Hope you guys don't mind me butting in here.
Kathy - regarding that Hostess picture. I can't believe the union chose to put the company out of business instead of taking a pay cut. 8% less pay is better than 100% less pay. DUH.
Several unions were involved. ALL of them agreed to go ahead, EXCEPT the "Baker's Union." They held out. And now - over 18,000 people are unemployed. I read that some bakers were crossing the picket line. They wanted to go against their union. Didn't help.....
No one in his right mind would have found the warnings idle, considering that the company had already declared bankruptcy in January of this year — but the cocksure leaders of the Bakery, Confectionery, Tobacco Workers and Grain Millers International Union (BCTGM) did, and continued to demand that workers strike at over two-dozen of the company’s 33 plants.

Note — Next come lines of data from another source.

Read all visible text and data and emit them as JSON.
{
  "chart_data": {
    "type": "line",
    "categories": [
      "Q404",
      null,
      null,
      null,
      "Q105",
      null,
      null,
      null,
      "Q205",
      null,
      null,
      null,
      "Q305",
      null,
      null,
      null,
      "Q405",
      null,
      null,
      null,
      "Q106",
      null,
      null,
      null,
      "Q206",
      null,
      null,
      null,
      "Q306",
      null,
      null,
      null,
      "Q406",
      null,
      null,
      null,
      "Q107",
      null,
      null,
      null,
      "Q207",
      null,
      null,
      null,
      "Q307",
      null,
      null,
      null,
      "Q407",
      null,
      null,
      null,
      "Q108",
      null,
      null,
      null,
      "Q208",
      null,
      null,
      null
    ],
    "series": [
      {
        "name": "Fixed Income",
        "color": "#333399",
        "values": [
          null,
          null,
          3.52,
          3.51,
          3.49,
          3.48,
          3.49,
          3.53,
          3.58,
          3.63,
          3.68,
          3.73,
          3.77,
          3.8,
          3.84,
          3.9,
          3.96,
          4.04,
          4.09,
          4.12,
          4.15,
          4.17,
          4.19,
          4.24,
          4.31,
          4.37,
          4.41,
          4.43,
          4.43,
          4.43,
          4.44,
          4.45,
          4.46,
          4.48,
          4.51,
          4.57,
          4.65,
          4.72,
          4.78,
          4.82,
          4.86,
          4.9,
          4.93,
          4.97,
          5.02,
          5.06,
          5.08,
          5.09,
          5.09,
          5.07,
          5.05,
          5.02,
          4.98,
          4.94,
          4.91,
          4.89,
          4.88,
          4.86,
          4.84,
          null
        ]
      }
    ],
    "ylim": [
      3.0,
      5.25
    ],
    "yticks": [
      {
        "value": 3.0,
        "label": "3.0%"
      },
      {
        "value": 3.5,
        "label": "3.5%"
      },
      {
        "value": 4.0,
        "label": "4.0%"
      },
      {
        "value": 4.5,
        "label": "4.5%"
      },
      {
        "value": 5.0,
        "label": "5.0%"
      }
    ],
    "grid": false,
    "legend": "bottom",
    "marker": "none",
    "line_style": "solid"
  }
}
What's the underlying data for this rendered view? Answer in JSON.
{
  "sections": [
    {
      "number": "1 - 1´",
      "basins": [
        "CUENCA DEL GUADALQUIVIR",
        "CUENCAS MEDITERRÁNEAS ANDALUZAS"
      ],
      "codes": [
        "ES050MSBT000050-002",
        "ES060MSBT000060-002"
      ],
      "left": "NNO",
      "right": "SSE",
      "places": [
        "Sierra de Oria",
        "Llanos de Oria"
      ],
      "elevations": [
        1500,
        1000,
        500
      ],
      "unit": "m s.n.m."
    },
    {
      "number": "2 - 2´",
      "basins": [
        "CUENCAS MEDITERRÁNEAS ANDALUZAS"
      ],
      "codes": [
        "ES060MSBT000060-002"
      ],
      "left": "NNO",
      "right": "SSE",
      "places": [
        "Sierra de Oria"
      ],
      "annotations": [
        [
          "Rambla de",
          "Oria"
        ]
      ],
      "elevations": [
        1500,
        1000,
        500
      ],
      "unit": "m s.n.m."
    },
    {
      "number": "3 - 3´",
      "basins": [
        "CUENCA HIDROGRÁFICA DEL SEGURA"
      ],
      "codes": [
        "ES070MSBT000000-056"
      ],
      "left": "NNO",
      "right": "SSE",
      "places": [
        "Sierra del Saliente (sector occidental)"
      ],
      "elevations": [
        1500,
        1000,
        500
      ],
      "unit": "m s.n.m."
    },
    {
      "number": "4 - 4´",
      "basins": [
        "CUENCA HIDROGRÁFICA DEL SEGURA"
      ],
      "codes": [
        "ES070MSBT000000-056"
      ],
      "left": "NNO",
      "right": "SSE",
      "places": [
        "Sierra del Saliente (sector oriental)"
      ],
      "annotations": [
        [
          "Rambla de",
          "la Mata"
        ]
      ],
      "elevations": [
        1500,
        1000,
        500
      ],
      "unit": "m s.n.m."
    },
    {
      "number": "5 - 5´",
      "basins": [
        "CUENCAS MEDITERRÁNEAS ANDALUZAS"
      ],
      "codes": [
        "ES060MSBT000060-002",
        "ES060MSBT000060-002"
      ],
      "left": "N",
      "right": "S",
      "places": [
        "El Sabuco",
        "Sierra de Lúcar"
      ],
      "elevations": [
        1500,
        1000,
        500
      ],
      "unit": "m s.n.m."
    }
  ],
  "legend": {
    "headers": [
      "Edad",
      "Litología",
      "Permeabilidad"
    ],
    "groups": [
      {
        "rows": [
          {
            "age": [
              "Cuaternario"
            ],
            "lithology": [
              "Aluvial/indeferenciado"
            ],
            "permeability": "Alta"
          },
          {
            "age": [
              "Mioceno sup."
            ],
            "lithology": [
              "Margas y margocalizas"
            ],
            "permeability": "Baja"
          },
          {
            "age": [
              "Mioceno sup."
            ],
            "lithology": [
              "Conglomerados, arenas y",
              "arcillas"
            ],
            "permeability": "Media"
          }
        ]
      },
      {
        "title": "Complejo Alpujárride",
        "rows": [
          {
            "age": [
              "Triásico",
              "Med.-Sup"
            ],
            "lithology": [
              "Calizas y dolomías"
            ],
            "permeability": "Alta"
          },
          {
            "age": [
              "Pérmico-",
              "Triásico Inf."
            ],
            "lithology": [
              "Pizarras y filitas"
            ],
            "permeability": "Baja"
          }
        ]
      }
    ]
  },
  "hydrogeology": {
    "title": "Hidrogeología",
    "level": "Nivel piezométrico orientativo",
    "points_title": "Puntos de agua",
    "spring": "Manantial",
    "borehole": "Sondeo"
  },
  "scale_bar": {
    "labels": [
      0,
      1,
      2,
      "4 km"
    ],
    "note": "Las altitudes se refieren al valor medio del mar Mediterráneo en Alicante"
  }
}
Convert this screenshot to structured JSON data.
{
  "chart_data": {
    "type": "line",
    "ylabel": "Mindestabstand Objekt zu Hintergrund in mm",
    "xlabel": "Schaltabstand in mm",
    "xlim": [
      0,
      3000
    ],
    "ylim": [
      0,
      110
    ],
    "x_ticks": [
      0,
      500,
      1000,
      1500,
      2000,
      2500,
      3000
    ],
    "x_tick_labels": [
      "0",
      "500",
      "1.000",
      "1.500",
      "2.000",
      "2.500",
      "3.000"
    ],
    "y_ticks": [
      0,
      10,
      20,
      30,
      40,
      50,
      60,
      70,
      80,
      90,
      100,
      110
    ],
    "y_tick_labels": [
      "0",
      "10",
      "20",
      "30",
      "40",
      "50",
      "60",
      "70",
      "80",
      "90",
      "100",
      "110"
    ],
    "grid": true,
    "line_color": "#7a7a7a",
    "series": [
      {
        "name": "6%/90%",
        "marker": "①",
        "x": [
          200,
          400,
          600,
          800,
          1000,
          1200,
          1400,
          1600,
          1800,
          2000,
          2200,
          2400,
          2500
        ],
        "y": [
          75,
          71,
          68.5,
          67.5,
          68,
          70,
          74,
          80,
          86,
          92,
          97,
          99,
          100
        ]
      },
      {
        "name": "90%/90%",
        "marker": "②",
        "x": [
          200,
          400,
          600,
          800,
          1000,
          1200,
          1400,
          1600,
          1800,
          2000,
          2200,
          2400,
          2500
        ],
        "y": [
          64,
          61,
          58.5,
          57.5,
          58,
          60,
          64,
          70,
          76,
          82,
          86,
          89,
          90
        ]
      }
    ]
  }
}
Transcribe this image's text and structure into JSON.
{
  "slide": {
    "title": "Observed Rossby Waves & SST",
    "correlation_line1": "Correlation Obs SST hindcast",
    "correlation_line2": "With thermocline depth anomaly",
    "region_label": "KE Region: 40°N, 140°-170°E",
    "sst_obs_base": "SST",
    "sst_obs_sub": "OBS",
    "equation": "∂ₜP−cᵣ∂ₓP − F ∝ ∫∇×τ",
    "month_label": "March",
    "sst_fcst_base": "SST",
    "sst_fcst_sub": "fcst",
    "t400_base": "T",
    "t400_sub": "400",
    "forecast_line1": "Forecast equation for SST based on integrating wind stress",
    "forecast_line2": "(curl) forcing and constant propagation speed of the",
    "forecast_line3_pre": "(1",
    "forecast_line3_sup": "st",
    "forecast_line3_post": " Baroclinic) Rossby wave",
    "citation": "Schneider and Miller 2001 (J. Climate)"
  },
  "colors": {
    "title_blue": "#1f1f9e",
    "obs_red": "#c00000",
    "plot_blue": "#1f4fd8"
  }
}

The union’s demands had plagued Hostess for years, forcing — through the legalized monopolization of labor supply — wages that the market wouldn’t bear. The striking line workers were paid healthy salaries, $16 to $18 per hour. In a low-profit, low-selling-price business such as baked goods (things that are basically commodities), those wages aren’t sustainable, especially considering that baking and distribution involve a lot of manpower.
According to the Bureau of Labor Statistics, the mean hourly wage for the designation of “bakeries and tortilla manufacturers” was $12.57 in 2011. Supposing that Hostess’ median wage was $17, they were paying 35 percent more than the national average.
Hostess was looking for wage concessions of only eight percent. Even after the cuts, Hostess still would have been paying their workers handsomely, 24 percent more than the industry norm. Mind you, this one-year cut would have been followed by
guaranteed wage increases of three percent in each of the three years that followed, capped off by one percent in the fourth year. So, the pain would have been only temporary and cancelled out in just three years.
But, BCTGM gambled and it didn’t pay off. Rather than keeping over 18,000 people gainfully employed in a bad economy, where the
U6 employment rate is approaching 15 percent, they opted to put every one of them out on the streets, where their $680/week becomes $0/week until unemployment benefits kick in at $400/week, putting a drain on taxpayers who are already paying for unprecedented numbers of unemployed for unprecedented lengths of time. Once those benefits fade away, it’s very likely those workers will remain unemployed, as very few communities support a manufacturing base that can overcome the closure of bakeries as large as Hostess’. So, the union basically sent their workers to the bread lines — an ironic metaphor for food producers.